The figure continues to hit new historic highs not even seen during the depths of the financial crisis roughly a decade ago, when the retail loan default rate hit 5.7% in 2009. During the so-called retail apocalypse of the last few years, the rate would reach a new high of 8.2% in 2017, still historically elevated and even more glaring considering that the U.S. was experiencing continued economic growth.
But the pandemic is proving the adage that things can always get worse: The rate could potentially reach as high as 25% by the end of the year, the rating agency projected, if department store retailer Belk and crafts supplier JoAnn Stores also end up defaulting.
Defaults come in many forms, the most well-known of which is filing for bankruptcy.

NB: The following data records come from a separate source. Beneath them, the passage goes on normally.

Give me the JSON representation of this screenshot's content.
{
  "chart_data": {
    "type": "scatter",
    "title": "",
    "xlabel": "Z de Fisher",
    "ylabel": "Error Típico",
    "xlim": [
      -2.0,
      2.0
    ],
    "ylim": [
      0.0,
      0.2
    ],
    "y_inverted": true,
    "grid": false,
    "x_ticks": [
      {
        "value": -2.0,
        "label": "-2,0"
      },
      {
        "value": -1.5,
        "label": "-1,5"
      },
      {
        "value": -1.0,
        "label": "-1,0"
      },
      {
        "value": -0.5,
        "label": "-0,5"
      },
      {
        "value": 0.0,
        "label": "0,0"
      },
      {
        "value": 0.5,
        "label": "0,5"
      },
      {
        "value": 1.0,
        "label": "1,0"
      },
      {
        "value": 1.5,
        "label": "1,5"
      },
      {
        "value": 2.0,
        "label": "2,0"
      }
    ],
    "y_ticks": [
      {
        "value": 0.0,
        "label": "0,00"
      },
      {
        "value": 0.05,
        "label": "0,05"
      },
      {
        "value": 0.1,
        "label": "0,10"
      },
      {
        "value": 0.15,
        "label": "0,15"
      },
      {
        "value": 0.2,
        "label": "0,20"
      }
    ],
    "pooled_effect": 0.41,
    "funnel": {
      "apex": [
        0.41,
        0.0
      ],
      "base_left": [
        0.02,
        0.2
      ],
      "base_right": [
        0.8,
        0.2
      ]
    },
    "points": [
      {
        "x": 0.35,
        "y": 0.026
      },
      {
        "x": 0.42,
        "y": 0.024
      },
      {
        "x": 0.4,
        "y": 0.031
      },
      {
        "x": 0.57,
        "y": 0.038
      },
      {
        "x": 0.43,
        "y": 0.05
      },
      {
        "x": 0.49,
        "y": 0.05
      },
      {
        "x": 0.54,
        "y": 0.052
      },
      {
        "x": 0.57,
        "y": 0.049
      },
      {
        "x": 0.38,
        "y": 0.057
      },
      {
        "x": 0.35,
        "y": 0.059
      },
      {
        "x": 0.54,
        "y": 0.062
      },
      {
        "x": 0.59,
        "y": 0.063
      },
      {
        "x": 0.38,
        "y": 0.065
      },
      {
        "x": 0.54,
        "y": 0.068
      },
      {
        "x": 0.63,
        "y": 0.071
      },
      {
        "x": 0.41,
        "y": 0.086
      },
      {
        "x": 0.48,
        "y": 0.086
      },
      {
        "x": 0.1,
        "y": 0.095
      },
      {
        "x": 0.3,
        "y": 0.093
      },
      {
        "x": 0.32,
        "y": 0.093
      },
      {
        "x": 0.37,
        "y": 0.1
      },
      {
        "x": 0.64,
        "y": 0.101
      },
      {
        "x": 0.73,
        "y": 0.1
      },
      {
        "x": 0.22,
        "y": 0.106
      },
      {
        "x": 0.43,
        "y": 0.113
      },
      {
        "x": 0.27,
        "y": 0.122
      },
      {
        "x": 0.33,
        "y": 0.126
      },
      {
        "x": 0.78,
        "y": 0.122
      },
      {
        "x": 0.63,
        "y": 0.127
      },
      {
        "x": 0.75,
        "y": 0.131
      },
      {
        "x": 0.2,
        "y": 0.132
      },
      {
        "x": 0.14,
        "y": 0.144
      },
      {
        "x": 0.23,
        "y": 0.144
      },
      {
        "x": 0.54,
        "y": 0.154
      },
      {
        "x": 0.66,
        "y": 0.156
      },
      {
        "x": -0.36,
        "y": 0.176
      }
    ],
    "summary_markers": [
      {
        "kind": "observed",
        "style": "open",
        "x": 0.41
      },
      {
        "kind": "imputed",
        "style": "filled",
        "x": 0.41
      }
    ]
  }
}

But companies can also default on their debt if, for example, lenders agree to swap debt for equity out of court or the borrower misses an interest payment on its loans.
The leveraged loan default rate itself is a percentage of the outstanding amount for all retail loans that went into default during the past 12 months, and is a measure of the sector’s overall health.
For comparison, the current default rate for all loans across industries is 4.3%. Though significantly lower than the retail number, it’s nothing to cheer about: According to Fitch, that is the highest it has been in more than 10 years.
Retail accounts for 20% of the total year-to-date default volume across industries, the highest of any sector.
Retail is also the most distressed of all sectors, surpassing energy for which the default rate is 15.9%. Meanwhile, the industrial and manufacturing sector is third with a 9.3% rate, while the leisure and entertainment industry’s rate is fourth at 7.9%.
In fact, leisure and entertainment could see 40% of its current loans, amounting to some $47 billion, in default by the end of 2021, driven by movie theater chains and gyms, among which Town Sports International is considered the most vulnerable.